Le tout commence dans une ruelle désertée où une
prostituée attend preneur. La caméra se rapproche d’elle,
elle fixe l’objectif, lui sourit et suit cette voix qui l’appelle.
Nous restons ensuite rivés à ce plan subjectif de la caméra
tenue par Mark Twain, protagoniste et psychopathe par excellence nous
rappelant le M de Fritz Lang (auquel le présent film a plus d’une
ressemblance). Lorsque la femme se déshabille, elle devient soudainement
éblouie, s’écroule sur le lit et meurt d’une
lame dans la gorge dans un close-up plus que sadique. Le tout s’arrête,
le projecteur s’éteint, Mark se lève et retourne
vaquer à ses occupations. Mise en abîme, jeu de passe-passe
avec le médium et réflexion sur la véracité
de l’image projetée dans une (notre) salle de cinéma,
l’ensemble est comparable aux symptômes récurrents
d’un Michael Haneke, mis à part le fait que le film date
de 1960.
Mark Twain, adepte de la pellicule et personnage froid à l’enfance
troublée cherche désespérément à
filmer la «vérité qu’offre la vie ».
À l’image de son père qui le filmait à toutes
les époques de son enfance, il veut filmer l’émotion
humaine la plus primaire, la plus élémentaire selon lui:
la peur. Regardant le monde à travers un objectif plus souvent
qu’à travers ses propres yeux, il est assistant-directeur-photo
dans les studios anglais et est photographe de nus durant ses temps
libres. Sa vérité se représentant sous la forme
d’un bout de celluloïd, il ne devient qu’humain et
ne ressent des sentiments que face à la «réelle
réalité». C’est d’ailleurs ce dogme
qui le forcera à éviter à tout prix de filmer sa
colocataire dont il s’éprend dès qu’elle manifeste
de l’intérêt pour les passes-temps de l’assassin.
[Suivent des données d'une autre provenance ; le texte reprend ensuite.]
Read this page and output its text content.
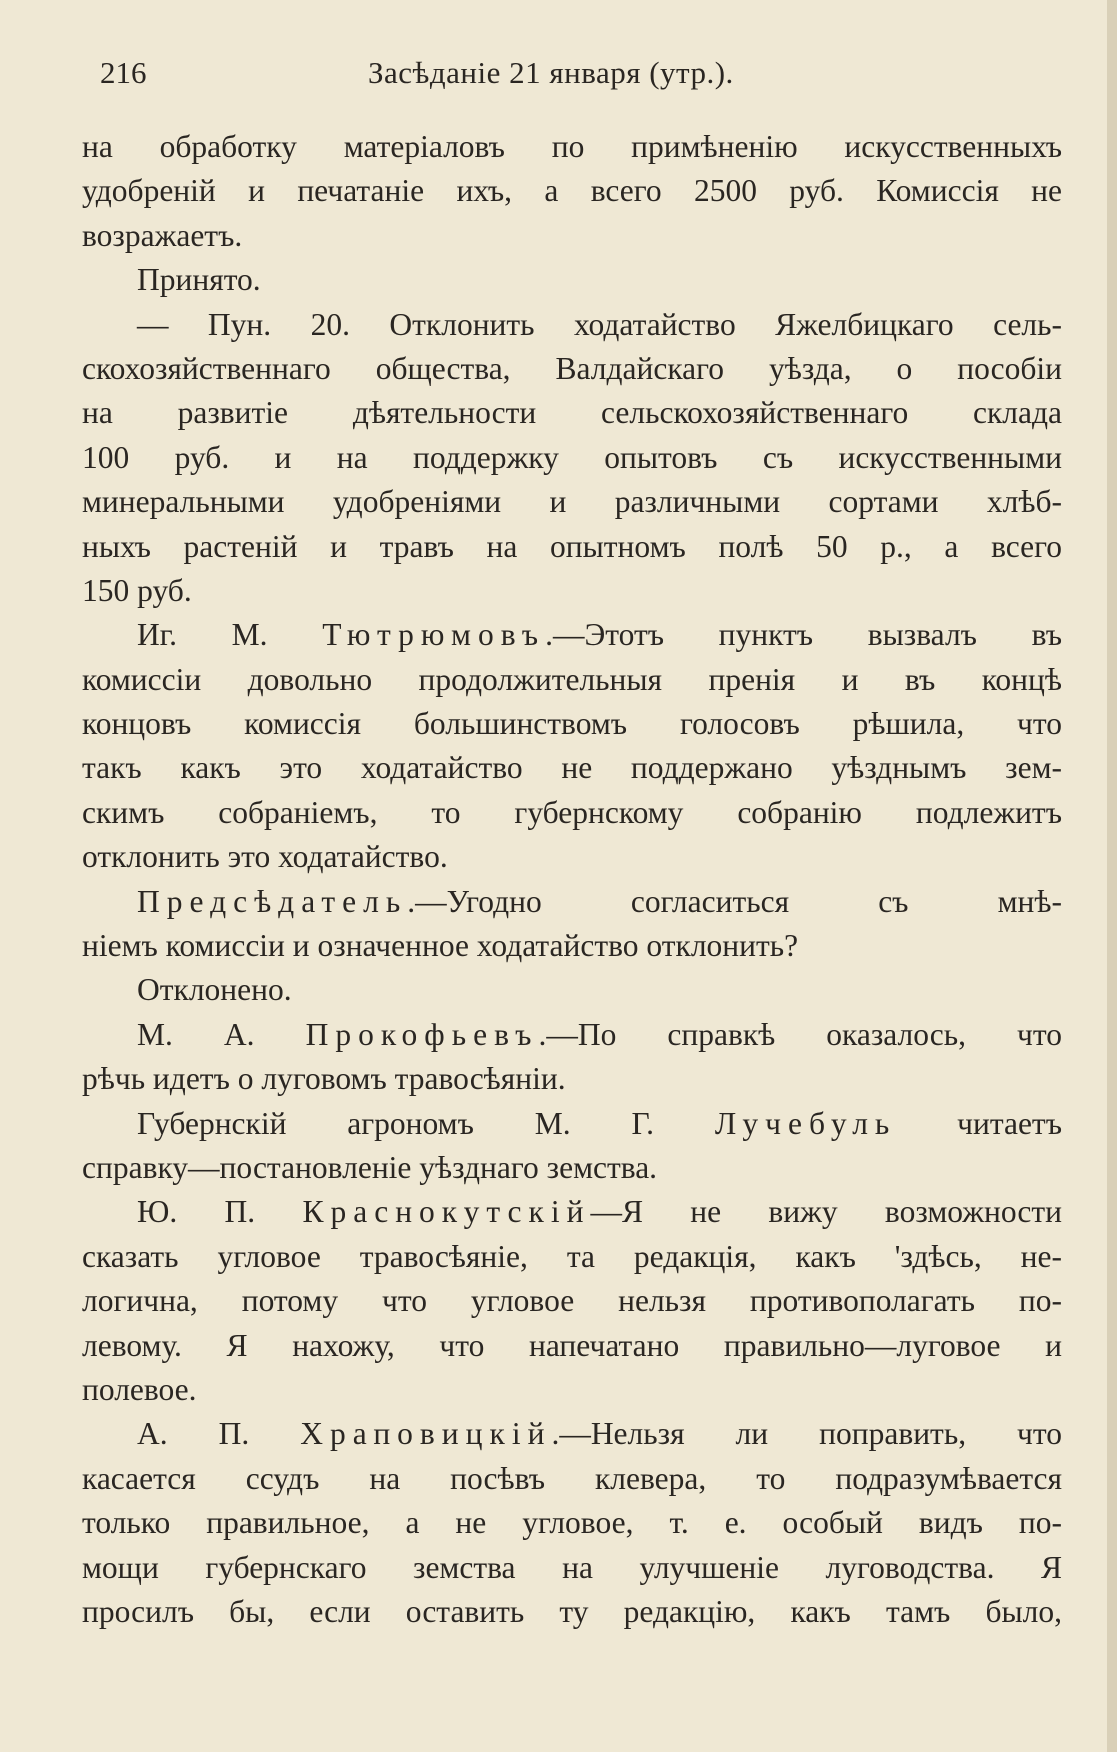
216	Засѣданіе 21 января (утр.).
на обработку матеріаловъ по примѣненію искусственныхъ
удобреній и печатаніе ихъ, а всего 2500 руб. Комиссія не
возражаетъ.
Принято.
— Пун. 20. Отклонить ходатайство Яжелбицкаго сель-
скохозяйственнаго общества, Валдайскаго уѣзда, о пособіи
на развитіе дѣятельности сельскохозяйственнаго склада
100 руб. и на поддержку опытовъ съ искусственными
минеральными удобреніями и различными сортами хлѣб-
ныхъ растеній и травъ на опытномъ полѣ 50 р., а всего
150 руб.
Иг. М. Тютрюмовъ.—Этотъ пунктъ вызвалъ въ
комиссіи довольно продолжительныя пренія и въ концѣ
концовъ комиссія большинствомъ голосовъ рѣшила, что
такъ какъ это ходатайство не поддержано уѣзднымъ зем-
скимъ собраніемъ, то губернскому собранію подлежитъ
отклонить это ходатайство.
Предсѣдатель.—Угодно согласиться съ мнѣ-
ніемъ комиссіи и означенное ходатайство отклонить?
Отклонено.
М. А. Прокофьевъ.—По справкѣ оказалось, что
рѣчь идетъ о луговомъ травосѣяніи.
Губернскій агрономъ М. Г. Лучебуль читаетъ
справку—постановленіе уѣзднаго земства.
Ю. П. Краснокутскій—Я не вижу возможности
сказать угловое травосѣяніе, та редакція, какъ 'здѣсь, не-
логична, потому что угловое нельзя противополагать по-
левому. Я нахожу, что напечатано правильно—луговое и
полевое.
А. П. Храповицкій.—Нельзя ли поправить, что
касается ссудъ на посѣвъ клевера, то подразумѣвается
только правильное, а не угловое, т. е. особый видъ по-
мощи губернскаго земства на улучшеніе луговодства. Я
просилъ бы, если оставить ту редакцію, какъ тамъ было,
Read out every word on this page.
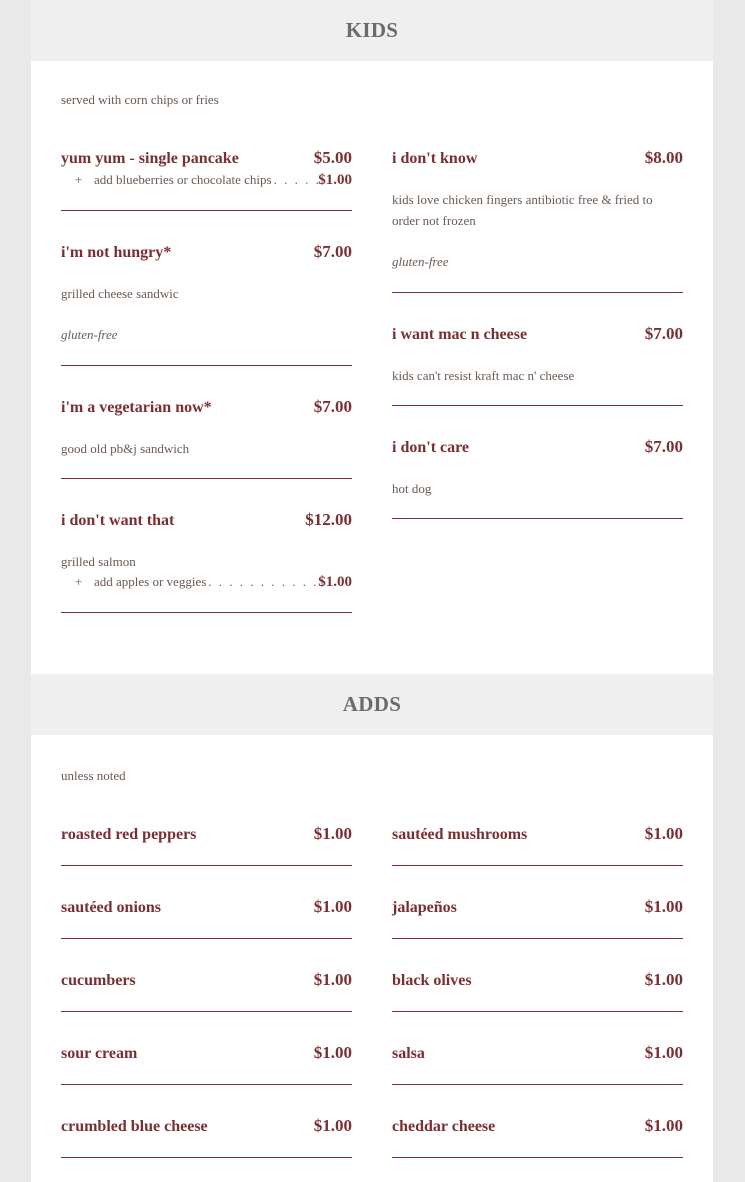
KIDS
served with corn chips or fries
yum yum - single pancake	$5.00
+ add blueberries or chocolate chips . . .	$1.00
i'm not hungry*	$7.00
grilled cheese sandwic
gluten-free
i'm a vegetarian now*	$7.00
good old pb&j sandwich
i don't want that	$12.00
grilled salmon
+ add apples or veggies . . .	$1.00
i don't know	$8.00
kids love chicken fingers antibiotic free & fried to order not frozen
gluten-free
i want mac n cheese	$7.00
kids can't resist kraft mac n' cheese
i don't care	$7.00
hot dog
ADDS
unless noted
roasted red peppers	$1.00
sautéed onions	$1.00
cucumbers	$1.00
sour cream	$1.00
crumbled blue cheese	$1.00
sautéed mushrooms	$1.00
jalapeños	$1.00
black olives	$1.00
salsa	$1.00
cheddar cheese	$1.00
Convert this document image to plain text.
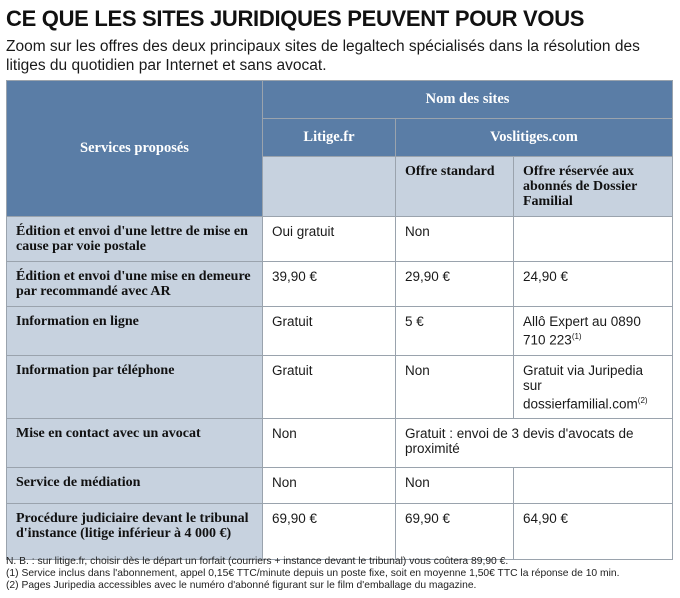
CE QUE LES SITES JURIDIQUES PEUVENT POUR VOUS
Zoom sur les offres des deux principaux sites de legaltech spécialisés dans la résolution des litiges du quotidien par Internet et sans avocat.
Services proposés	Nom des sites		
	Litige.fr	Voslitiges.com	
		Offre standard	Offre réservée aux abonnés de Dossier Familial
Édition et envoi d'une lettre de mise en cause par voie postale	Oui gratuit	Non	
Édition et envoi d'une mise en demeure par recommandé avec AR	39,90 €	29,90 €	24,90 €
Information en ligne	Gratuit	5 €	Allô Expert au 0890 710 223$^{(1)}$
Information par téléphone	Gratuit	Non	Gratuit via Juripedia sur dossierfamilial.com$^{(2)}$
Mise en contact avec un avocat	Non	Gratuit : envoi de 3 devis d'avocats de proximité	
Service de médiation	Non	Non	
Procédure judiciaire devant le tribunal d'instance (litige inférieur à 4 000 €)	69,90 €	69,90 €	64,90 €
N. B. : sur litige.fr, choisir dès le départ un forfait (courriers + instance devant le tribunal) vous coûtera 89,90 €.
(1) Service inclus dans l'abonnement, appel 0,15€ TTC/minute depuis un poste fixe, soit en moyenne 1,50€ TTC la réponse de 10 min.
(2) Pages Juripedia accessibles avec le numéro d'abonné figurant sur le film d'emballage du magazine.
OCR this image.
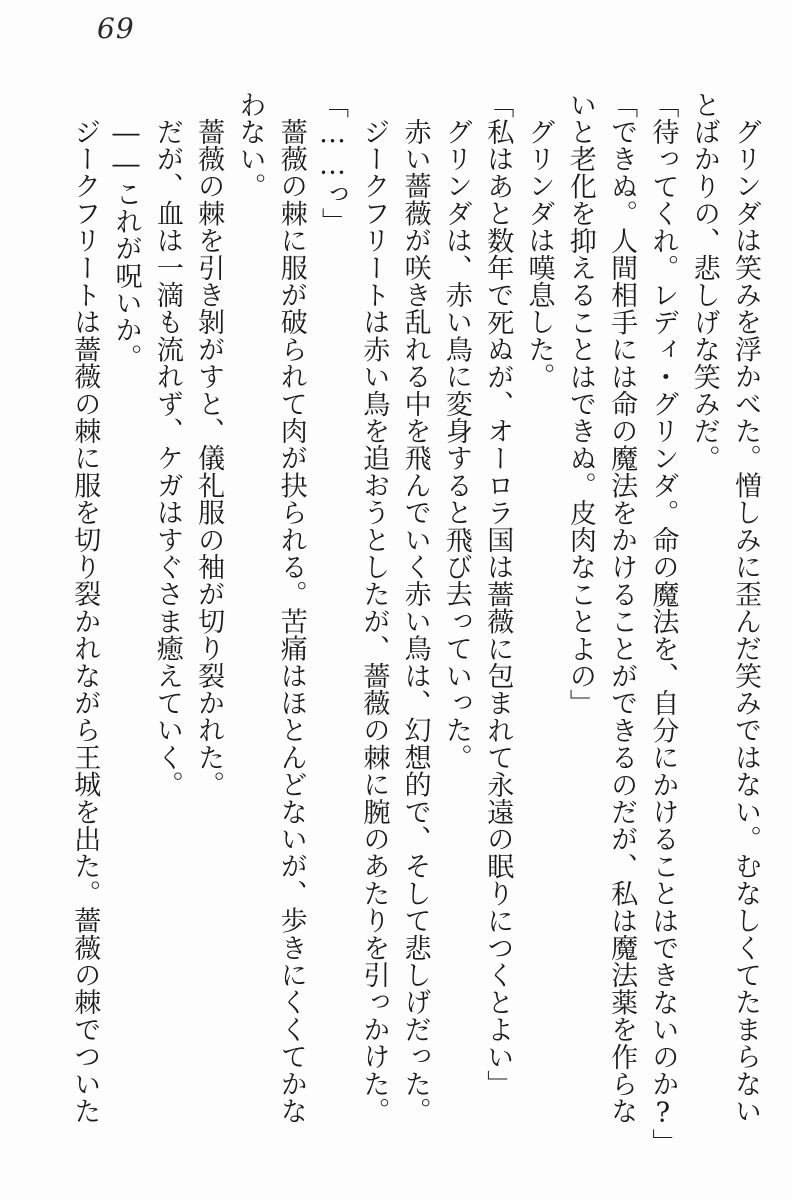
69
グリンダは笑みを浮かべた。憎しみに歪んだ笑みではない。むなしくてたまらない
とばかりの、悲しげな笑みだ。
「待ってくれ。レディ・グリンダ。命の魔法を、自分にかけることはできないのか?」
「できぬ。人間相手には命の魔法をかけることができるのだが、私は魔法薬を作らな
いと老化を抑えることはできぬ。皮肉なことよの」
グリンダは嘆息した。
「私はあと数年で死ぬが、オーロラ国は薔薇に包まれて永遠の眠りにつくとよい」
グリンダは、赤い鳥に変身すると飛び去っていった。
赤い薔薇が咲き乱れる中を飛んでいく赤い鳥は、幻想的で、そして悲しげだった。
ジークフリートは赤い鳥を追おうとしたが、薔薇の棘に腕のあたりを引っかけた。
「……っ」
薔薇の棘に服が破られて肉が抉られる。苦痛はほとんどないが、歩きにくくてかな
わない。
薔薇の棘を引き剝がすと、儀礼服の袖が切り裂かれた。
だが、血は一滴も流れず、ケガはすぐさま癒えていく。
――これが呪いか。
ジークフリートは薔薇の棘に服を切り裂かれながら王城を出た。薔薇の棘でついた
Allant de meurtre en meurtre, le cinéaste s’éloigne
de plus en plus de la subjectivité de la caméra-tueuse
pour nous en révéler peu à peu les circonstances
et finalement faire culminer le tout dans une finale digne des plus
grands Hitchcock. Le montage plus rythmé, le découpage
expressionniste et le jeu naturel des acteurs nous font nous demander
si l’oeuvre est bien de la griffe de Powell, artisan de Red
Shoes et The Tales of Hoffman, films-opéras du
classicisme britannique.
Ayant acquis le statut de film culte depuis sa redécouverte par
Coppola et Scorsese au début des années 80, l’oeuvre
de Powell n’a pas pris une seule ride. À la façon
de M, le cinéaste nous sert un tueur à la psyché
excentrique, mais le présente surtout usant d’artifices
brillamment en lien avec sa propre histoire du cinéma. Si le
tueur d’enfants controversé de Lang se reconnaissait à
son sifflement (en lien avec l’aube du cinéma parlant),
le tueur de femmes l’est ici par sa caméra 16mm qu’il
traîne partout avec lui (résultat de la normalisation de
l’équipement cinématographique). Autant le premier
apparaissait comme le démon vengeur de l’angoisse allemande
de l’après-guerre que son successeur ressort en grand révolté
de la retenue britannique en étant un des plus sadiques tueurs
qu’il nous ait été donné de voir. Ne s’arrêtant
pas à cette maigre inspiration, Powell se penche en plus sur
la problématique de la valeur de l’image et de l’aspect
indéniable du voyeurisme qui l’entoure. Un peu comme l’avait
fait le Rear Window d’Hitchcock, son film aborde plus
directement le sujet en nous faisant complices des meurtres de Mark.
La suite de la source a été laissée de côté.